Sean C. Morgan
The Huskies lost a valiant effort to keep their season alive in boys soccer, ending their hopes for post-season play 3-1 at Cottage Grove Thursday.
They had a long shot to make it into the playoffs, and the first step was beating Sutherlin 1-0 on Oct. 17 at home.
Cottage Grove, ranked sixth in the state, scored its first goal near the end of a back-and-forth first half.
“It was close,” said Coach Eric Stutzer. “I thought we played well. We stepped up and played the way we should be.”
Passing was strong, he said, and his players were aggressive. They had good penetration, and their shots were more on target, less over the top. Stutzer said he would have liked to have seen more shots.
The Huskies were taking too long to shoot the ball, he said. Had they made quicker shots, they likely would have had a couple more goals.
To deal with Cottage Grove’s bigger players, Stutzer said he moved Eric Blanchard from forward to midfield.

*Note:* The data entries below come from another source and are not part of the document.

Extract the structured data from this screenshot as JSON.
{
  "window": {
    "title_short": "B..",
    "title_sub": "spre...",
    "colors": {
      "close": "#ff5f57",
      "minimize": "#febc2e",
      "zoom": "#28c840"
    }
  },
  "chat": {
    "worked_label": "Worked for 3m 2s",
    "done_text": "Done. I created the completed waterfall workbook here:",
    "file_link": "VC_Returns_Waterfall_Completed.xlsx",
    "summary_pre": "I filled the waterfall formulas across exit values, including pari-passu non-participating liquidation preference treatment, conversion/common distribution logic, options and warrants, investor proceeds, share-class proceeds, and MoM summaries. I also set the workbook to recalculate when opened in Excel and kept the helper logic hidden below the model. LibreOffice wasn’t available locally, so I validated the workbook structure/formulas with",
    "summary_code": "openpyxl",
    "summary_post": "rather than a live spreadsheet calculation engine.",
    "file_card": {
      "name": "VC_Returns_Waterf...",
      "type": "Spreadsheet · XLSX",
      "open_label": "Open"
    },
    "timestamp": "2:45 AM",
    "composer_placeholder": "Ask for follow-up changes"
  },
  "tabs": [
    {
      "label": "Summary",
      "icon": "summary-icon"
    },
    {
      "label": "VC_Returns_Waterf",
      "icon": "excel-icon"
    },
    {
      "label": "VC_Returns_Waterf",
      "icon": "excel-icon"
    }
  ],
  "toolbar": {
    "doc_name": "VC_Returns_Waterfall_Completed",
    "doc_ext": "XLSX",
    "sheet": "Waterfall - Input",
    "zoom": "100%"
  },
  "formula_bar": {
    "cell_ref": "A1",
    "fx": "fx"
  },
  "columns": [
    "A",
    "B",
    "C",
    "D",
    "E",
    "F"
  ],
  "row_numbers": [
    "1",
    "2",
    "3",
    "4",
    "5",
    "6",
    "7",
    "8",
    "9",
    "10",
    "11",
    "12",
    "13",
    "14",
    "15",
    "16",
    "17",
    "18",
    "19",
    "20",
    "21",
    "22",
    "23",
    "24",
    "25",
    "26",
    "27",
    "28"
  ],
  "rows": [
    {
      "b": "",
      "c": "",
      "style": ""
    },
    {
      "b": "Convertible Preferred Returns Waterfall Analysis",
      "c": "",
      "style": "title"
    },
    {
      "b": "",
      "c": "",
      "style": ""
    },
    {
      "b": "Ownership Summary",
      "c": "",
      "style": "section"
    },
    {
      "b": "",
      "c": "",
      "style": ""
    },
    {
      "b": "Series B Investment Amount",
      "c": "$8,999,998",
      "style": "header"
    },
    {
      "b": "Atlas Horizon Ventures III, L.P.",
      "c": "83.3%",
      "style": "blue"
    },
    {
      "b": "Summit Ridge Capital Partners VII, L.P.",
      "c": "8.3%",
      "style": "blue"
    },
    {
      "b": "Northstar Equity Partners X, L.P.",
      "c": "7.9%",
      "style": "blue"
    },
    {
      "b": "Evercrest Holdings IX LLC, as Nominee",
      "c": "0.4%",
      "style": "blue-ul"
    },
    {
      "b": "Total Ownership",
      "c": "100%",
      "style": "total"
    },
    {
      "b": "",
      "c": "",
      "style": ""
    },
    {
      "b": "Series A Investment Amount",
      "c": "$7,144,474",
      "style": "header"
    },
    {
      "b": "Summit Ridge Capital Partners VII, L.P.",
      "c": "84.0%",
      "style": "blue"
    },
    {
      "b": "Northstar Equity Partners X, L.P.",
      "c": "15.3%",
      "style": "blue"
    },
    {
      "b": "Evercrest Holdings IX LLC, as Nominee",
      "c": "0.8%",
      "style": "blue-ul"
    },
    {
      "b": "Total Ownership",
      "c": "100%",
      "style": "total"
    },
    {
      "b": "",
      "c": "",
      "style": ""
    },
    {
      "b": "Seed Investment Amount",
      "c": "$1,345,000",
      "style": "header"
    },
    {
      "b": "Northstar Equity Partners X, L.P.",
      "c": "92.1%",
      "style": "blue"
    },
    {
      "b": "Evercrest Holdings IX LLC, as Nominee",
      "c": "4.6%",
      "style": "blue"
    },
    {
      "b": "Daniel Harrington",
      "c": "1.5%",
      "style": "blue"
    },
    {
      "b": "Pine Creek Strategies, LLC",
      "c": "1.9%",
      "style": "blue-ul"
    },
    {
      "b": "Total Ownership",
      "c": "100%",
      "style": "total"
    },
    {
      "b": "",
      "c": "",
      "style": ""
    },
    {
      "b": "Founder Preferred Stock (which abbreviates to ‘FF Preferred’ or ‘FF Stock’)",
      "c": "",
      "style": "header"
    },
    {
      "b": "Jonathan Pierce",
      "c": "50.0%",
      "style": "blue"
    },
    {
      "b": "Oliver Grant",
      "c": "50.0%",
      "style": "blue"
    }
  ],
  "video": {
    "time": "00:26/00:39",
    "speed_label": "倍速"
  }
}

The Huskies also added Soma Wantanabe, a Japanese exchange student from Josai University High School, to its roster for the first time.
Wantanabe is quick and has good control, Stutzer said. He penetrated the defense well, but he’s small. The larger Lions knocked him around quite a bit in a “very physical” game.
Cottage Grove scored its first goal right before the half, Stutzer said.
After halftime, neither team could score a goal before Noah Webb, who hadn’t been expected to play in the game, was injured and taken off the field by ambulance about 15 minutes into the half.
That’s the kind of thing that can make a team fold, Stutzer said, but the Huskies didn’t.
After a 15-minute delay, Levi Hernandez quickly scored a goal on a corner kick to tie the Lions 1-1.
The Lions popped a shot into the net about 10 minutes later, Stutzer said, and the game was back and forth.
“I think they thought they were going to roll over us, and we didn’t roll over,” Stutzer said. The Huskies had good penetration and a lot of good looks in the second. Cottage Grove’s keeper came up with a big save when Rawlins Lupoli shot a penalty kick. The keeper just barely got a hand on it and deflected the shot over the top of the goal.
The Lions scored their final goal with about two minutes left in the game.
“They never quit,” Stutzer said of his team. “That was the big thing.”
The Huskies played well as a team, he said. They communicated well.
“I’m just very, very proud of them that they played as well as they did,” Stutzer said. The game was tighter than the score showed. “We proved, the teams in the top echelon, we can compete with these teams.”
Cottage Grove’s keeper has allowed just six goals this season, Stutzer said, and the Huskies scored two of them.
“To even put one in on that team was impressive,” he said.
Earlier in the week, the Huskies won a tight game against Sutherlin, a team that has been winless in the Sky-Em.
“We dominated the game,” Stutzer said. The Huskies were on offense 90 to 95 percent of the time. “We just could not get a shot to drop.”
Four or five shots went off a post, Stutzer said. The goalie had a couple of great saves, and a couple of shots barely missed.
Sustherlin “parked the bus,” stacking defenders in the box.
“We did a very good job getting inside, spreading them out and getting the shots off,” he said.
About 20 minutes into the second half, one finally hit the net when Stewart Curtis shot across his body and buried it in the back corner.
“I felt like we played very well defensively that game,” Stutzer said. In the final 10 minutes, though, the defense fell apart as the Huskies became more goal-hungry. It almost cost them a couple of goals.
Sweet Home goalkeeper Rowland Lupoli had a couple of saves, Stutzer said, and Stewart and Rawlins Lupoli played “very, very well.”
Webb and Noah Dinsfriend, neither of whom were expected to play in the game due to injuries, were key in foiling attacks from Sutherlin’s talented wings, Stutzer said. “Without them, we would’ve been in trouble.”
The season has been marred by injuries and lack of depth most of the way, Stutzer said. Players on the field weren’t always operating at 100 percent.
He saw the ambulance on the field more this year than any of the past 15-plus years, Stutzer said. It was on the field twice for Webb, and Zech Brown went to the emergency room during a game, something that’s tough for the kids to watch.
“It’s good for kids to learn to overcome adversity,” Stutzer said. At times, they did a good job handling the adversity, and at other times it got the best of the Huskies.
The Huskies didn’t handle Junction City well, Stutzer said, but “we played some decent soccer down the stretch.”
The Huskies finish the soccer season 2-5-3, in fifth place in the Sky-Em League. Sutherlin, 0-9-1, finished in sixth; Cottage Grove, 9-0-1, first; Sisters, 6-3-1, second; Elmira, 4-3-3, third; and Junction City, 3-4-3, fourth.